Liam Mahoney

Profile
- Position: Wide receiver

Personal information
- Born: December 13, 1987 (age 38) Lachine, Quebec, Canada
- Listed height: 6 ft 1 in (1.85 m)
- Listed weight: 207 lb (94 kg)

Career information
- University: Concordia
- CFL draft: 2011: 6th round, 41st overall pick

Career history
- 2011: Winnipeg Blue Bombers*
- 2011: Hamilton Tiger-Cats
- 2014: Ottawa Redblacks*
- * Offseason or practice squad member only

Awards and highlights
- Peter Gorman Trophy (2007);
- Stats at CFL.ca

= Liam Mahoney =

Canadian football player (born 1987)

Liam Mahoney (born December 13, 1987) is a Canadian former professional football wide receiver.
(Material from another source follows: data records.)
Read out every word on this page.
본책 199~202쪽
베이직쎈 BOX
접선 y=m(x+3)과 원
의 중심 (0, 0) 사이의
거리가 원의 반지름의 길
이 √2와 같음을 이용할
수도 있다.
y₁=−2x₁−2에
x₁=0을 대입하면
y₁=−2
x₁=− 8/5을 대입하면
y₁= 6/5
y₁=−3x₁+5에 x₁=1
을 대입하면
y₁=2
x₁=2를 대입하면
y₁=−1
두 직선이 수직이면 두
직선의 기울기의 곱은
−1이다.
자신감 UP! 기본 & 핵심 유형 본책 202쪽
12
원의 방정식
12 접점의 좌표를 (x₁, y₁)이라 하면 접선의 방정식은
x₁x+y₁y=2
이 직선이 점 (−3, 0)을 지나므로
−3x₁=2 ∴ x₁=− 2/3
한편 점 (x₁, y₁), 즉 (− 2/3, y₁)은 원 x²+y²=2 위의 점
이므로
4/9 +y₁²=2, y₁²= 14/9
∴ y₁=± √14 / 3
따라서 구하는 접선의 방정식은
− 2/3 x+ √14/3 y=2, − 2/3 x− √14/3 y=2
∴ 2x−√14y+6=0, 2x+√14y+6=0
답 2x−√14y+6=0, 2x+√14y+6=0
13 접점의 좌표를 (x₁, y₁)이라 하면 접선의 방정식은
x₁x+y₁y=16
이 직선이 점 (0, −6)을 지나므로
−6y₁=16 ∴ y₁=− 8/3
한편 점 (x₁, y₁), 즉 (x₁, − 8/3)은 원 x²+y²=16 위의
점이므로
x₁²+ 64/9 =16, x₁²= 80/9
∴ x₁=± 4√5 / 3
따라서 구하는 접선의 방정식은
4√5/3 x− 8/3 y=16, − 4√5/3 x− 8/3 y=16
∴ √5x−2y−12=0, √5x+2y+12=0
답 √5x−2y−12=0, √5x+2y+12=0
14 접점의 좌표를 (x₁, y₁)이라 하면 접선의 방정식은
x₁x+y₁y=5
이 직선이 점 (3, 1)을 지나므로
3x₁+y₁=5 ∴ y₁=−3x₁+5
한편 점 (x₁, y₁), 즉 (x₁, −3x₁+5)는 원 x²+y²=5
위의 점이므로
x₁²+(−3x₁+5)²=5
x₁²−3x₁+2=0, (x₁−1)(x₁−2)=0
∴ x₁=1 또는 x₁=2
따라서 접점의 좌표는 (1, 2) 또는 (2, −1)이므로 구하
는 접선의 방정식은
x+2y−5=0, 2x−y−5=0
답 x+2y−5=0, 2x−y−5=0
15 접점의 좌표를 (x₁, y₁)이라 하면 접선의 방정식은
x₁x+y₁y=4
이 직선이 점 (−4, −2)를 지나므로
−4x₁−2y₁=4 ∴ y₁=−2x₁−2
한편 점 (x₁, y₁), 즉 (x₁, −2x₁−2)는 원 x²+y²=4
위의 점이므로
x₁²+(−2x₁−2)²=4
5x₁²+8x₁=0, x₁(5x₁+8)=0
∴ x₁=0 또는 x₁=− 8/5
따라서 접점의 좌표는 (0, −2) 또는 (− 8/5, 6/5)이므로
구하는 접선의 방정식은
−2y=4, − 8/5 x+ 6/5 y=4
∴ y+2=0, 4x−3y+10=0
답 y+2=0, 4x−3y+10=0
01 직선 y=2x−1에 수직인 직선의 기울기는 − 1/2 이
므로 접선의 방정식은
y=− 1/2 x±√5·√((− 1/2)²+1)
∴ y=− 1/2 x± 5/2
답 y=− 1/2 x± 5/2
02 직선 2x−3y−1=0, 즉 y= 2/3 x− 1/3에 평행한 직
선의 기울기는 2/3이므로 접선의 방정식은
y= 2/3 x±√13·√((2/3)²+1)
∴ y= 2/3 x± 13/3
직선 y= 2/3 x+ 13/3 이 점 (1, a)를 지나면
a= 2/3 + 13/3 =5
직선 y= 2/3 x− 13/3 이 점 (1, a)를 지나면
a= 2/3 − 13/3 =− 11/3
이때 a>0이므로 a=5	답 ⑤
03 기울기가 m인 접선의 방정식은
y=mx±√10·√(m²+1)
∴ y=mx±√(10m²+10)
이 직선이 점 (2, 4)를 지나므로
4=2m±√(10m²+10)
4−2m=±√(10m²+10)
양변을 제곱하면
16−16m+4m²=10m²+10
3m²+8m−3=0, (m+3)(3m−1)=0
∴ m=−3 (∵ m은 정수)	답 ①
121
He was drafted 41st overall by the Winnipeg Blue Bombers in the 2011 CFL draft, but was released during training camp. He subsequently signed with the Hamilton Tiger-Cats on July 25, 2011. He spent one season with the Tiger-Cats and eventually signed with the RedBlacks on February 28, 2014. He played CIS football for the Concordia Stingers. He was released by the Ottawa Redblacks on April 29, 2014.